- Church: Church of England
- Metropolitan bishop: Archbishop of Canterbury
- Cathedral: Canterbury Cathedral
- Dioceses: 30

= Province of Canterbury =

Ecclesiastical province of the Church of England

The Province of Canterbury, or less formally the Southern Province, is one of two ecclesiastical provinces which constitute the Church of England (the other is the Province of York). Canterbury province covers 30 dioceses in southern and central England and its metropolitan is the Archbishop of Canterbury.

==Overview==
The Province consists of 30 dioceses, covering roughly two-thirds of England, parts of Wales, all of the Channel Islands and continental Europe, Morocco, Turkey, Mongolia and the territory of the former Soviet Union (under the jurisdiction of the Diocese of Gibraltar in Europe).

The Province previously also covered all of Wales but lost most of its jurisdiction in 1920, when the then four dioceses of the Church in Wales were disestablished and separated from Canterbury to form a distinct ecclesiastical province of the Anglican Communion.
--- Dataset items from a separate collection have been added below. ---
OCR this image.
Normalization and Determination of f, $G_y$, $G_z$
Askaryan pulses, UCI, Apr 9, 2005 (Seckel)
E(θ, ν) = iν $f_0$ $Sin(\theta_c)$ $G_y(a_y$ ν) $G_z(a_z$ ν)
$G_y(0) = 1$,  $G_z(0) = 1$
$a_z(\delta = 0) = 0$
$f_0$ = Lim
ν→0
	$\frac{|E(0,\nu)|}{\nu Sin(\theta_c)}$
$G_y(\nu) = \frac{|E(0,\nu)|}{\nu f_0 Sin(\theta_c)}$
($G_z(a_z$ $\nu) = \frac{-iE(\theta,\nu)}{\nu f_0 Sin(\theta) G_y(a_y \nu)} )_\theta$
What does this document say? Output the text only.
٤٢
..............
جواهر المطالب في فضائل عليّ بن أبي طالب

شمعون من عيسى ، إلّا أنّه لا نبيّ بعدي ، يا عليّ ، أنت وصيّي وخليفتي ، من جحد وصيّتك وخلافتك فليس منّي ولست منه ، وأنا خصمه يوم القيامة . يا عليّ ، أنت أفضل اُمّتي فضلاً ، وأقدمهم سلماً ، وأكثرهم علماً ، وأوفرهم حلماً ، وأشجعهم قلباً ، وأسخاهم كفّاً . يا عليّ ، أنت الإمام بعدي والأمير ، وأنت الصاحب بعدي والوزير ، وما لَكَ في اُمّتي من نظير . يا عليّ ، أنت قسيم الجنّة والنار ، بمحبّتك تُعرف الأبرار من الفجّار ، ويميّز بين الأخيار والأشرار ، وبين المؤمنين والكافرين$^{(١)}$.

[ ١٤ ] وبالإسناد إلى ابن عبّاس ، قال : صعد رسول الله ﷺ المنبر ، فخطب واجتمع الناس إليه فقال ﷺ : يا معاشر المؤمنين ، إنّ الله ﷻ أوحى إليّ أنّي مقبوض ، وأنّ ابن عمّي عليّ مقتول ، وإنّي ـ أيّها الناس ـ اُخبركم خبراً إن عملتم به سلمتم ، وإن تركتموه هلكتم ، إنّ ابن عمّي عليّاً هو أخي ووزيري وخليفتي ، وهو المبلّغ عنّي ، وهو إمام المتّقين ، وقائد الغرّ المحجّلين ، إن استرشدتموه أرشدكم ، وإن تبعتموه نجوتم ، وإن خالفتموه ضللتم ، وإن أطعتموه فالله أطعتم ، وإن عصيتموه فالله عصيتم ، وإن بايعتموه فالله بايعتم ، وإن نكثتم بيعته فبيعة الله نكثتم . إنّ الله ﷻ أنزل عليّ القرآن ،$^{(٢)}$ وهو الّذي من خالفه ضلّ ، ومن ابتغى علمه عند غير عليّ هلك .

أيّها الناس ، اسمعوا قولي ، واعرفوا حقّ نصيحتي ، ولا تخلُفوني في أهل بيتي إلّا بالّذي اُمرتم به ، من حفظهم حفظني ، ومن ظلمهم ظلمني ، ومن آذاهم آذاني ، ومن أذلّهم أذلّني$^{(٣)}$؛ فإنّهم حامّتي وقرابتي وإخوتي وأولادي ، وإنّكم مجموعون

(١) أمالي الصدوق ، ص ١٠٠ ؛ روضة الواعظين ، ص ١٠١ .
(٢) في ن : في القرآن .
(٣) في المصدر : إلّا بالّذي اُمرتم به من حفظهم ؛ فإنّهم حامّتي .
The Province of Canterbury retained jurisdiction over eighteen areas of Wales that were defined as part of "border parishes", parishes whose ecclesiastical boundaries straddled the temporal boundary between England and Wales, that elected to remain part of the Church of England in the 1915–1916 Church of England border polls.

The Province of Canterbury's metropolitan bishop is the Archbishop of Canterbury who also oversees the Falkland Islands, an extraprovincial parish.

==Provincial chapter==
Bishops of the Southern Province meet in Chapter, in which the episcopal roles (those of Bishops) are analogous to those within a Cathedral Chapter.

In the 19th century, Edward White Benson, Archbishop of Canterbury, discussed with the Bishop of Winchester and others the role of the Bishop of Winchester within the Chapter. Lambeth Palace librarian Samuel Kershaw uncovered documents in which the Bishop of Winchester was Sub-Dean and the Bishop of Lincoln Chancellor, and others in which Winchester was Chancellor and Lincoln Vice-Chancellor. Benson ruled that the Bishop of Winchester would be Chancellor of the province and additionally Sub-Dean only during a vacancy in the see of London (Dean of the province).

Besides the Archbishop of Canterbury (Metropolitan and Primate), the officers of the chapter are:
- Bishop of London – Dean
- Bishop of Winchester – Chancellor (Dean during London sede vacante)
- Bishop of Lincoln – Vice-Chancellor
- Bishop of Salisbury – Precentor
- Bishop of Worcester – Chaplain
- Bishop of Rochester – Crucifer (Cross-Bearer).

Accordingly, at the confirmation ceremony following Justin Welby's election as Archbishop of Canterbury on 4 February 2013, these were, respectively: Richard Chartres, Tim Dakin, Christopher Lowson, Nick Holtam, John Inge, and James Langstaff.

During the vacancy in the See of Canterbury following Justin Welby's resignation, Sarah Mullally (then Bishop of London) — in her capacity as Dean of the province — presided at the confirmation of Sophie Jelley's election to the See of Coventry at Lambeth Palace on 14 February 2025.

At the installation ceremony following Sarah Mullally's confirmation as Archbishop of Canterbury, on 25 March 2026, Philip Mounstephen fulfilled the Dean's role due to the sede vacante in London.

==Bishops qualifying as Lords Spiritual==

The Bishops of London and Winchester join the Archbishop and two from the northern province of England (York and Durham) in having ex officio (meaning by virtue of the office they hold, hence automatically) the right to sit in the House of Lords subject to keeping to certain constitutional conventions incumbent on Lords Spiritual requiring them to speak in an albeit often political, but clearly non-partisan manner, and not to participate in most party-whipped votes. Twenty-one other Church of England diocesan bishops, drawn from both provinces, form the other Lords Spiritual in the House of Lords.